У темницы дежурят два солдата в выдраенных до блеска доспехах, только блеска в тёмном коридоре не появится, с поднятыми забралами в виде клюва сов, когда шлем с волнистыми бровями соединяется с забралом, то мерещится стальная сова, будто статуя, только без глаз.

— …ну так вот, город полыхает. Вони-ииииииии-ща просто ужас, знаешь, когда у костра стоишь, или подкидываешь дрова, вот такой же запах, только в тысячу раз сильнее.

— Это от сожжённых волос так пахнет, идиот.

— Сам идиот! Чего ты обзываешься? А ещё такой запах, как будто порося недавно забитого на вертел положили, на костёр, вот только не от хряков это было.

— Иногда я сомневаюсь в наших рекрутёрах… И зачем брать ребят из деревень…

— Ты это о чём?

— Я тебя просил рассказать о том, что было в здании суда, а ты мне про вонь.

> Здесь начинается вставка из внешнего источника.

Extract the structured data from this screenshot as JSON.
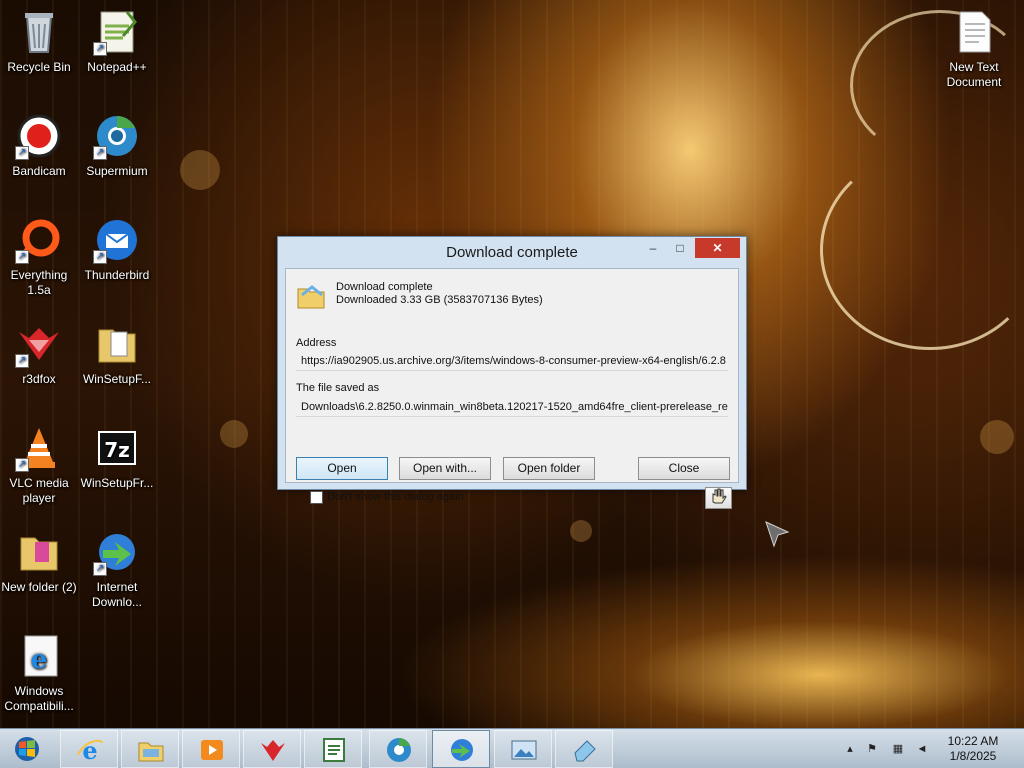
{
  "desktop": {
    "icons": [
      {
        "label": "Recycle Bin",
        "icon": "recycle-bin-icon"
      },
      {
        "label": "Notepad++",
        "icon": "notepad-plus-plus-icon"
      },
      {
        "label": "Bandicam",
        "icon": "bandicam-icon"
      },
      {
        "label": "Supermium",
        "icon": "supermium-icon"
      },
      {
        "label": "Everything 1.5a",
        "icon": "everything-icon"
      },
      {
        "label": "Thunderbird",
        "icon": "thunderbird-icon"
      },
      {
        "label": "r3dfox",
        "icon": "r3dfox-icon"
      },
      {
        "label": "WinSetupF...",
        "icon": "folder-icon"
      },
      {
        "label": "VLC media player",
        "icon": "vlc-icon"
      },
      {
        "label": "WinSetupFr...",
        "icon": "7zip-icon"
      },
      {
        "label": "New folder (2)",
        "icon": "folder-icon"
      },
      {
        "label": "Internet Downlo...",
        "icon": "internet-download-manager-icon"
      },
      {
        "label": "Windows Compatibili...",
        "icon": "internet-explorer-icon"
      },
      {
        "label": "New Text Document",
        "icon": "text-document-icon"
      }
    ]
  },
  "dialog": {
    "title": "Download complete",
    "status_line1": "Download complete",
    "status_line2": "Downloaded 3.33  GB (3583707136 Bytes)",
    "address_label": "Address",
    "address_value": "https://ia902905.us.archive.org/3/items/windows-8-consumer-preview-x64-english/6.2.8",
    "saved_label": "The file saved as",
    "saved_value": "Downloads\\6.2.8250.0.winmain_win8beta.120217-1520_amd64fre_client-prerelease_re",
    "buttons": {
      "open": "Open",
      "open_with": "Open with...",
      "open_folder": "Open folder",
      "close": "Close"
    },
    "dont_show_label": "Don't show this dialog again",
    "dont_show_checked": false,
    "titlebar": {
      "minimize": "–",
      "maximize": "□",
      "close": "✕"
    }
  },
  "taskbar": {
    "items": [
      {
        "icon": "internet-explorer-icon"
      },
      {
        "icon": "file-explorer-icon"
      },
      {
        "icon": "media-player-icon"
      },
      {
        "icon": "r3dfox-icon"
      },
      {
        "icon": "notepad-icon"
      },
      {
        "icon": "supermium-icon"
      },
      {
        "icon": "internet-download-manager-icon",
        "active": true
      },
      {
        "icon": "image-viewer-icon"
      },
      {
        "icon": "eraser-icon"
      }
    ],
    "tray": {
      "expand": "▴",
      "flag": "⚑",
      "network": "▦",
      "volume": "◄"
    },
    "clock": {
      "time": "10:22 AM",
      "date": "1/8/2025"
    }
  }
}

— Ну, тек картину обрисовать надо, а-то вдруг не до конца поймёшь.

— Просто. Расскажи.

— Лааааааадно. В общем, горело оно, как сарай, только большой, дерево там, камень, всё вот это. Мы, я то есть, командир и ещё дюжина ребят, побежали туда, ну, как увидели, что дракон со всей дури влетел в суд-то.

— Да я знаю это! Я же тоже видел!

— Но тебя-то с нами не было! И чего ты кричишь?! Услышат ещё! Потом опять картошку чистить заставят!

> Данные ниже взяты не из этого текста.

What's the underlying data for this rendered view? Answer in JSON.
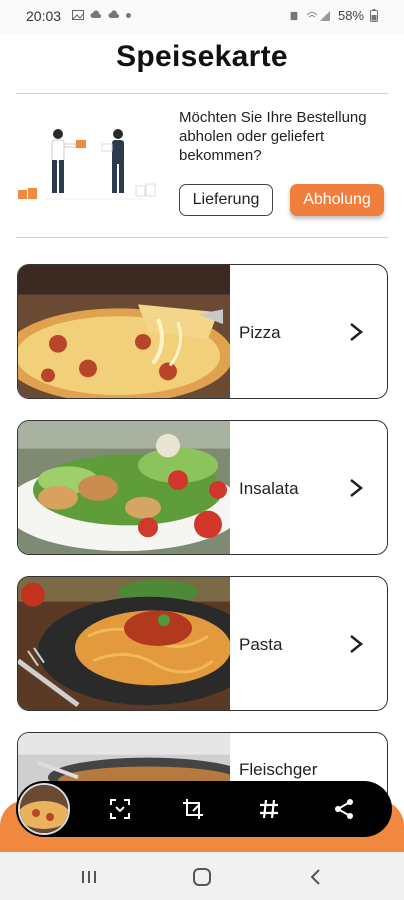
{
  "status_bar": {
    "time": "20:03",
    "battery": "58%"
  },
  "header": {
    "title": "Speisekarte"
  },
  "order_choice": {
    "question": "Möchten Sie Ihre Bestellung abholen oder geliefert bekommen?",
    "delivery_label": "Lieferung",
    "pickup_label": "Abholung",
    "accent_color": "#f07f3c"
  },
  "menu": {
    "items": [
      {
        "label": "Pizza",
        "image": "pizza-photo"
      },
      {
        "label": "Insalata",
        "image": "salad-photo"
      },
      {
        "label": "Pasta",
        "image": "pasta-photo"
      },
      {
        "label": "Fleischger",
        "image": "meat-dish-photo"
      }
    ]
  },
  "toolbar": {
    "icons": [
      "scan-icon",
      "crop-icon",
      "hashtag-icon",
      "share-icon"
    ]
  },
  "system_nav": {
    "icons": [
      "recent-apps-icon",
      "home-icon",
      "back-icon"
    ]
  }
}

— Мх-хххххх-ффф… просто… просто… ладно, что с драконом?

— Да ничего. Мёртвый он, ему кто-то башку срубил, не знаю, кто может ДРАКОНУ срубить голову в небе, на земле-то ещё куда ни шло, но в небе-то… опасные нынче времена пошли… я вот каждый раз, как в казарму иду, то смот…

— И больше никого не было?

— Да нет… а чего ты перебиваешь? Я же тебя не перебивал, не по-товарищески это.

— Постой, как не было? Откуда он тогда?

— А я-то откуда знаю? Я только у суда стоял, смотрел, там часть стены обвалилась, драконом-то, ну я и глядел, а он откуда я не знаю, это у командира спрашивай, он же его припёр-то.

— Прекрасно. Больше никогда с ним в наряд не пойду…

— Что?

— Говорю, а остальные ничего не говорили? Слухи, может быть.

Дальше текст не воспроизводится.